Apache ActiveMQ Artemis provides a fully compliant JMS 1.1 and JMS 2.0 API.

### System specific APIs

Many systems provide their own programmatic API for which to interact
with the messaging system. The advantage of this it allows the full set
of system functionality to be exposed to the client application. API's
like JMS are not normally rich enough to expose all the extra features
that most messaging systems provide.

Apache ActiveMQ Artemis provides its own core client API for clients to use if they
wish to have access to functionality over and above that accessible via
the JMS API.

### RESTful API

[REST](http://en.wikipedia.org/wiki/Representational_State_Transfer)
approaches to messaging are showing a lot interest recently.

It seems plausible that API standards for cloud computing may converge
on a REST style set of interfaces and consequently a REST messaging
approach is a very strong contender for becoming the de-facto method for
messaging interoperability.

With a REST approach messaging resources are manipulated as resources
defined by a URI and typically using a simple set of operations on those
resources, e.g. PUT, POST, GET etc. REST approaches to messaging often
use HTTP as their underlying protocol.

The advantage of a REST approach with HTTP is in its simplicity and the
fact the internet is already tuned to deal with HTTP optimally.

Please see [Rest Interface](rest.md) for using Apache ActiveMQ Artemis's RESTful interface.

### STOMP

[Stomp](http://stomp.github.io/) is a very simple text protocol for
interoperating with messaging systems.

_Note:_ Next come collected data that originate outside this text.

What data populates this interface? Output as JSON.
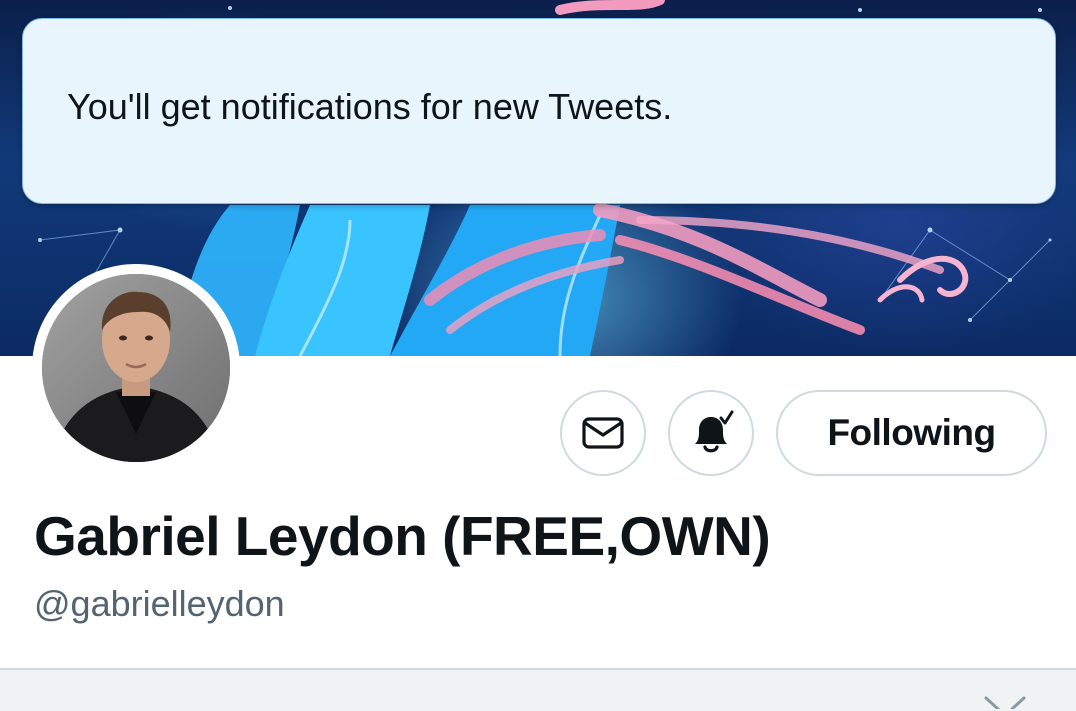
{
  "toast": {
    "message": "You'll get notifications for new Tweets."
  },
  "profile": {
    "display_name": "Gabriel Leydon (FREE,OWN)",
    "handle": "@gabrielleydon"
  },
  "actions": {
    "message_icon": "envelope-icon",
    "notify_icon": "bell-check-icon",
    "follow_label": "Following"
  },
  "colors": {
    "toast_bg": "#e8f5fd",
    "toast_border": "#7fbde6",
    "text_primary": "#0f1419",
    "text_secondary": "#536471",
    "button_border": "#cfd9de",
    "bottom_bg": "#eff3f4"
  }
}
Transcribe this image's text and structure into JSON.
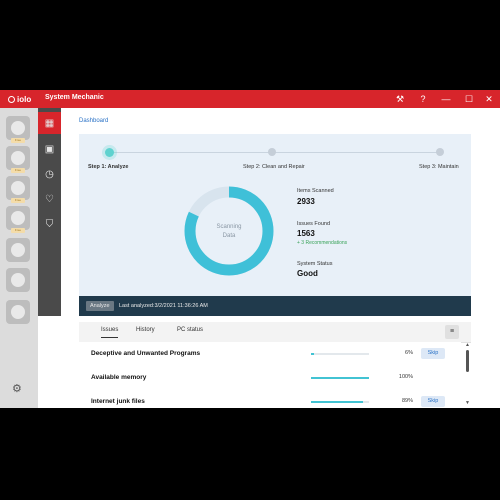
{
  "app": {
    "logo_text": "iolo",
    "title": "System Mechanic",
    "colors": {
      "brand": "#d7252b",
      "accent": "#42c3d3",
      "status_bar": "#203a4c"
    },
    "controls": [
      {
        "name": "tools-button",
        "icon": "wrench-icon",
        "glyph": "🔧"
      },
      {
        "name": "help-button",
        "icon": "help-icon",
        "glyph": "?"
      },
      {
        "name": "minimize-button",
        "icon": "minimize-icon",
        "glyph": "—"
      },
      {
        "name": "maximize-button",
        "icon": "maximize-icon",
        "glyph": "☐"
      },
      {
        "name": "close-button",
        "icon": "close-icon",
        "glyph": "✕"
      }
    ]
  },
  "left_rail": {
    "items": [
      {
        "name": "rail-pc-speed",
        "icon": "speedometer-icon",
        "badge": "Free"
      },
      {
        "name": "rail-privacy",
        "icon": "eye-slash-icon",
        "badge": "Free"
      },
      {
        "name": "rail-optimize",
        "icon": "figure-icon",
        "badge": "Free"
      },
      {
        "name": "rail-repair",
        "icon": "plus-icon",
        "badge": "Free"
      },
      {
        "name": "rail-security",
        "icon": "shield-icon",
        "badge": ""
      },
      {
        "name": "rail-recovery",
        "icon": "lifebuoy-icon",
        "badge": ""
      },
      {
        "name": "rail-drive",
        "icon": "disk-icon",
        "badge": ""
      }
    ],
    "settings_icon": "gear-icon"
  },
  "nav_rail": {
    "items": [
      {
        "name": "nav-dashboard",
        "icon": "grid-icon",
        "glyph": "▦",
        "active": true
      },
      {
        "name": "nav-toolbox",
        "icon": "briefcase-icon",
        "glyph": "💼",
        "active": false
      },
      {
        "name": "nav-history",
        "icon": "clock-icon",
        "glyph": "◷",
        "active": false
      },
      {
        "name": "nav-live-boost",
        "icon": "heartbeat-icon",
        "glyph": "♡",
        "active": false
      },
      {
        "name": "nav-protection",
        "icon": "shield-check-icon",
        "glyph": "⛉",
        "active": false
      }
    ]
  },
  "breadcrumb": "Dashboard",
  "steps": [
    {
      "label": "Step 1: Analyze",
      "active": true
    },
    {
      "label": "Step 2: Clean and Repair",
      "active": false
    },
    {
      "label": "Step 3: Maintain",
      "active": false
    }
  ],
  "scan": {
    "label": "Scanning Data",
    "label_line1": "Scanning",
    "label_line2": "Data",
    "progress": 0.82
  },
  "stats": {
    "items_scanned_label": "Items Scanned",
    "items_scanned_value": "2933",
    "issues_found_label": "Issues Found",
    "issues_found_value": "1563",
    "recommendations": "+ 3 Recommendations",
    "system_status_label": "System Status",
    "system_status_value": "Good"
  },
  "status_bar": {
    "analyze_button": "Analyze",
    "last_analyzed": "Last analyzed:3/2/2021 11:36:26 AM"
  },
  "tabs": [
    {
      "label": "Issues",
      "active": true
    },
    {
      "label": "History",
      "active": false
    },
    {
      "label": "PC status",
      "active": false
    }
  ],
  "issues": [
    {
      "name": "Deceptive and Unwanted Programs",
      "percent_label": "6%",
      "progress": 0.06,
      "skip": "Skip"
    },
    {
      "name": "Available memory",
      "percent_label": "100%",
      "progress": 1.0,
      "skip": ""
    },
    {
      "name": "Internet junk files",
      "percent_label": "89%",
      "progress": 0.89,
      "skip": "Skip"
    }
  ]
}
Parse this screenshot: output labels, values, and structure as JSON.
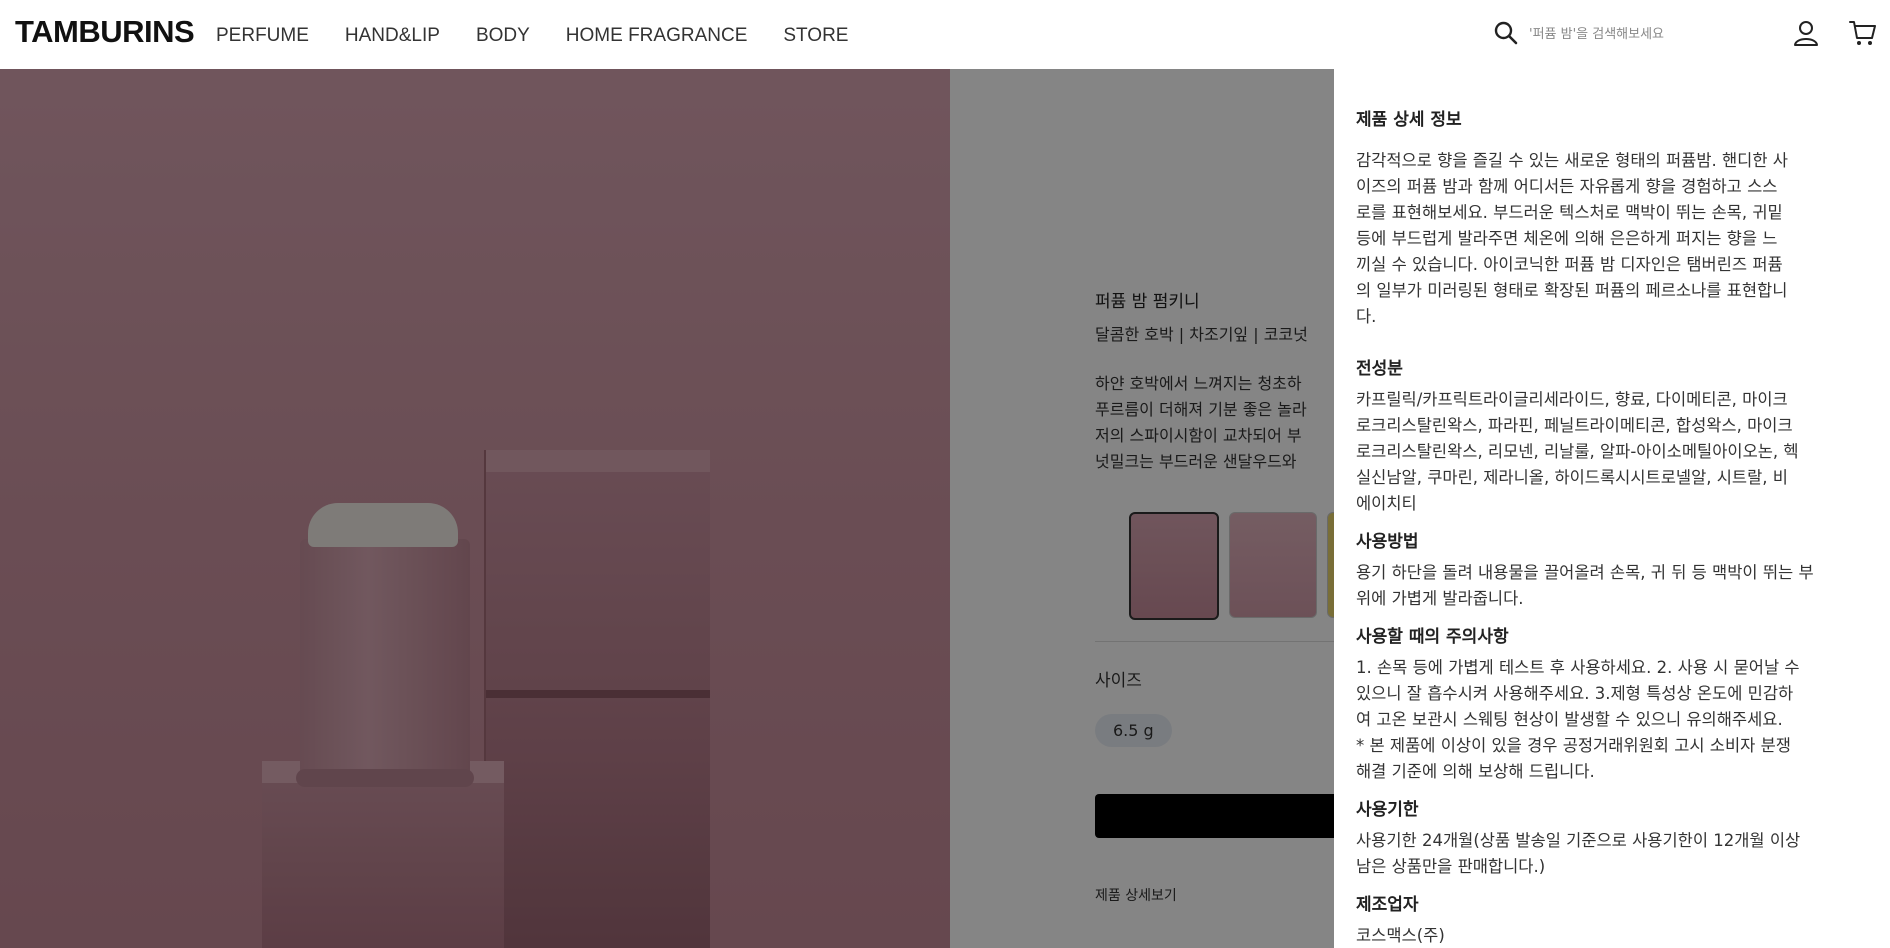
{
  "header": {
    "logo": "TAMBURINS",
    "nav": [
      "PERFUME",
      "HAND&LIP",
      "BODY",
      "HOME FRAGRANCE",
      "STORE"
    ],
    "search_placeholder": "'퍼퓸 밤'을 검색해보세요"
  },
  "icons": {
    "search": "search-icon",
    "user": "user-icon",
    "cart": "cart-icon"
  },
  "product": {
    "name": "퍼퓸 밤 펌키니",
    "notes": "달콤한 호박 | 차조기잎 | 코코넛",
    "desc_lines": [
      "하얀 호박에서 느껴지는 청초하",
      "푸르름이 더해져 기분 좋은 놀라",
      "저의 스파이시함이 교차되어 부",
      "넛밀크는 부드러운 샌달우드와"
    ],
    "size_label": "사이즈",
    "size_value": "6.5 g",
    "detail_link": "제품 상세보기"
  },
  "drawer": {
    "sections": [
      {
        "title": "제품 상세 정보",
        "lines": [
          "감각적으로 향을 즐길 수 있는 새로운 형태의 퍼퓸밤. 핸디한 사",
          "이즈의 퍼퓸 밤과 함께 어디서든 자유롭게 향을 경험하고 스스",
          "로를 표현해보세요. 부드러운 텍스처로 맥박이 뛰는 손목, 귀밑",
          "등에 부드럽게 발라주면 체온에 의해 은은하게 퍼지는 향을 느",
          "끼실 수 있습니다. 아이코닉한 퍼퓸 밤 디자인은 탬버린즈 퍼퓸",
          "의 일부가 미러링된 형태로 확장된 퍼퓸의 페르소나를 표현합니",
          "다."
        ]
      },
      {
        "title": "전성분",
        "lines": [
          "카프릴릭/카프릭트라이글리세라이드, 향료, 다이메티콘, 마이크",
          "로크리스탈린왁스, 파라핀, 페닐트라이메티콘, 합성왁스, 마이크",
          "로크리스탈린왁스, 리모넨, 리날룰, 알파-아이소메틸아이오논, 헥",
          "실신남알, 쿠마린, 제라니올, 하이드록시시트로넬알, 시트랄, 비",
          "에이치티"
        ]
      },
      {
        "title": "사용방법",
        "lines": [
          "용기 하단을 돌려 내용물을 끌어올려 손목, 귀 뒤 등 맥박이 뛰는 부",
          "위에 가볍게 발라줍니다."
        ]
      },
      {
        "title": "사용할 때의 주의사항",
        "lines": [
          "1. 손목 등에 가볍게 테스트 후 사용하세요. 2. 사용 시 묻어날 수",
          "있으니 잘 흡수시켜 사용해주세요. 3.제형 특성상 온도에 민감하",
          "여 고온 보관시 스웨팅 현상이 발생할 수 있으니 유의해주세요.",
          "* 본 제품에 이상이 있을 경우 공정거래위원회 고시 소비자 분쟁",
          "해결 기준에 의해 보상해 드립니다."
        ]
      },
      {
        "title": "사용기한",
        "lines": [
          "사용기한 24개월(상품 발송일 기준으로 사용기한이 12개월 이상",
          "남은 상품만을 판매합니다.)"
        ]
      },
      {
        "title": "제조업자",
        "lines": [
          "코스맥스(주)"
        ]
      }
    ]
  }
}
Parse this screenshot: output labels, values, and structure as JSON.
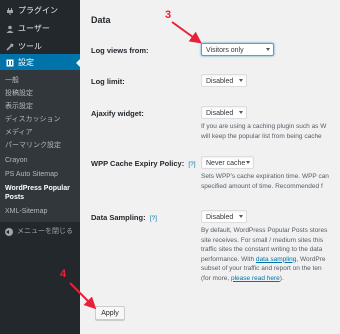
{
  "sidebar": {
    "menu": [
      {
        "label": "プラグイン",
        "icon": "plugin-icon"
      },
      {
        "label": "ユーザー",
        "icon": "users-icon"
      },
      {
        "label": "ツール",
        "icon": "wrench-icon"
      },
      {
        "label": "設定",
        "icon": "settings-icon"
      }
    ],
    "submenu": [
      "一般",
      "投稿設定",
      "表示設定",
      "ディスカッション",
      "メディア",
      "パーマリンク設定",
      "Crayon",
      "PS Auto Sitemap",
      "WordPress Popular",
      "Posts",
      "XML-Sitemap"
    ],
    "collapse_label": "メニューを閉じる"
  },
  "main": {
    "section_title": "Data",
    "log_views": {
      "label": "Log views from:",
      "value": "Visitors only"
    },
    "log_limit": {
      "label": "Log limit:",
      "value": "Disabled"
    },
    "ajaxify": {
      "label": "Ajaxify widget:",
      "value": "Disabled",
      "desc": [
        "If you are using a caching plugin such as W",
        "will keep the popular list from being cache"
      ]
    },
    "cache_expiry": {
      "label": "WPP Cache Expiry Policy:",
      "help": "[?]",
      "value": "Never cache",
      "desc": [
        "Sets WPP's cache expiration time. WPP can",
        "specified amount of time. Recommended f"
      ]
    },
    "sampling": {
      "label": "Data Sampling:",
      "help": "[?]",
      "value": "Disabled",
      "desc_lines": [
        "By default, WordPress Popular Posts stores",
        "site receives. For small / medium sites this",
        "traffic sites the constant writing to the data",
        "performance. With ",
        "data sampling",
        ", WordPre",
        "subset of your traffic and report on the ten",
        "(for more, ",
        "please read here",
        ")."
      ]
    },
    "apply_label": "Apply"
  },
  "annotations": {
    "step3": "3",
    "step4": "4",
    "color": "#e8213a"
  },
  "colors": {
    "sidebar_bg": "#23282d",
    "submenu_bg": "#32373c",
    "active_bg": "#0073aa",
    "content_bg": "#f1f1f1",
    "link": "#0073aa"
  }
}
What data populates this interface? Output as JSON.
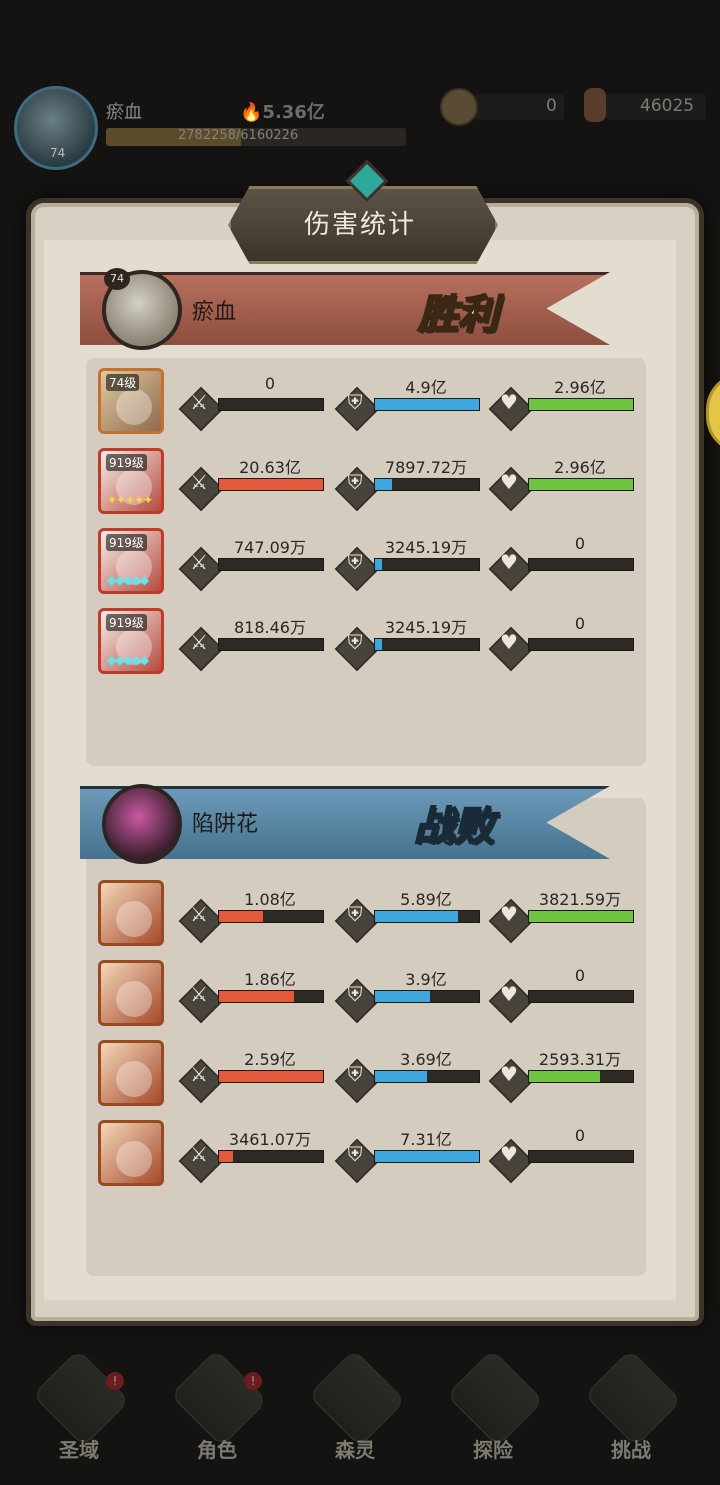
{
  "hud": {
    "player_name": "瘀血",
    "player_level": "74",
    "power": "5.36亿",
    "exp_text": "2782258/6160226",
    "exp_fraction": 0.45,
    "coins": "0",
    "gems": "46025"
  },
  "panel": {
    "title": "伤害统计"
  },
  "teams": [
    {
      "name": "瘀血",
      "level": "74",
      "result": "胜利",
      "heroes": [
        {
          "level": "74级",
          "stars": "",
          "star_color": "",
          "damage": "0",
          "damage_fill": 0.0,
          "taken": "4.9亿",
          "taken_fill": 1.0,
          "heal": "2.96亿",
          "heal_fill": 1.0
        },
        {
          "level": "919级",
          "stars": "✦✦✦✦✦",
          "star_color": "gold",
          "damage": "20.63亿",
          "damage_fill": 1.0,
          "taken": "7897.72万",
          "taken_fill": 0.16,
          "heal": "2.96亿",
          "heal_fill": 1.0
        },
        {
          "level": "919级",
          "stars": "◆◆◆◆◆",
          "star_color": "cyan",
          "damage": "747.09万",
          "damage_fill": 0.0,
          "taken": "3245.19万",
          "taken_fill": 0.07,
          "heal": "0",
          "heal_fill": 0.0
        },
        {
          "level": "919级",
          "stars": "◆◆◆◆◆",
          "star_color": "cyan",
          "damage": "818.46万",
          "damage_fill": 0.0,
          "taken": "3245.19万",
          "taken_fill": 0.07,
          "heal": "0",
          "heal_fill": 0.0
        }
      ]
    },
    {
      "name": "陷阱花",
      "level": "",
      "result": "战败",
      "heroes": [
        {
          "level": "",
          "stars": "",
          "star_color": "",
          "damage": "1.08亿",
          "damage_fill": 0.42,
          "taken": "5.89亿",
          "taken_fill": 0.8,
          "heal": "3821.59万",
          "heal_fill": 1.0
        },
        {
          "level": "",
          "stars": "",
          "star_color": "",
          "damage": "1.86亿",
          "damage_fill": 0.72,
          "taken": "3.9亿",
          "taken_fill": 0.53,
          "heal": "0",
          "heal_fill": 0.0
        },
        {
          "level": "",
          "stars": "",
          "star_color": "",
          "damage": "2.59亿",
          "damage_fill": 1.0,
          "taken": "3.69亿",
          "taken_fill": 0.5,
          "heal": "2593.31万",
          "heal_fill": 0.68
        },
        {
          "level": "",
          "stars": "",
          "star_color": "",
          "damage": "3461.07万",
          "damage_fill": 0.13,
          "taken": "7.31亿",
          "taken_fill": 1.0,
          "heal": "0",
          "heal_fill": 0.0
        }
      ]
    }
  ],
  "stat_icons": {
    "damage": "sword-icon",
    "taken": "shield-icon",
    "heal": "heart-plus-icon"
  },
  "colors": {
    "damage_bar": "#e25a3a",
    "taken_bar": "#3ea7de",
    "heal_bar": "#6dc43f"
  },
  "bottom_nav": [
    {
      "label": "圣域",
      "badge": "!"
    },
    {
      "label": "角色",
      "badge": "!"
    },
    {
      "label": "森灵",
      "badge": ""
    },
    {
      "label": "探险",
      "badge": ""
    },
    {
      "label": "挑战",
      "badge": ""
    }
  ]
}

It defines a wire format, so
theoretically any Stomp client can work with any messaging system that
supports Stomp. Stomp clients are available in many different
programming languages.

Please see [Stomp](interoperability.md) for using STOMP with Apache ActiveMQ Artemis.

### AMQP

[AMQP](http://en.wikipedia.org/wiki/AMQP) is a specification for
interoperable messaging. It also defines a wire format, so any AMQP
client can work with any messaging system that supports AMQP. AMQP
clients are available in many different programming languages.

Apache ActiveMQ Artemis implements the [AMQP
1.0](https://www.oasis-open.org/committees/tc_home.php?wg_abbrev=amqp)
specification. Any client that supports the 1.0 specification will be
able to interact with Apache ActiveMQ Artemis.

## High Availability

High Availability (HA) means that the system should remain operational
after failure of one or more of the servers. The degree of support for
HA varies between various messaging systems.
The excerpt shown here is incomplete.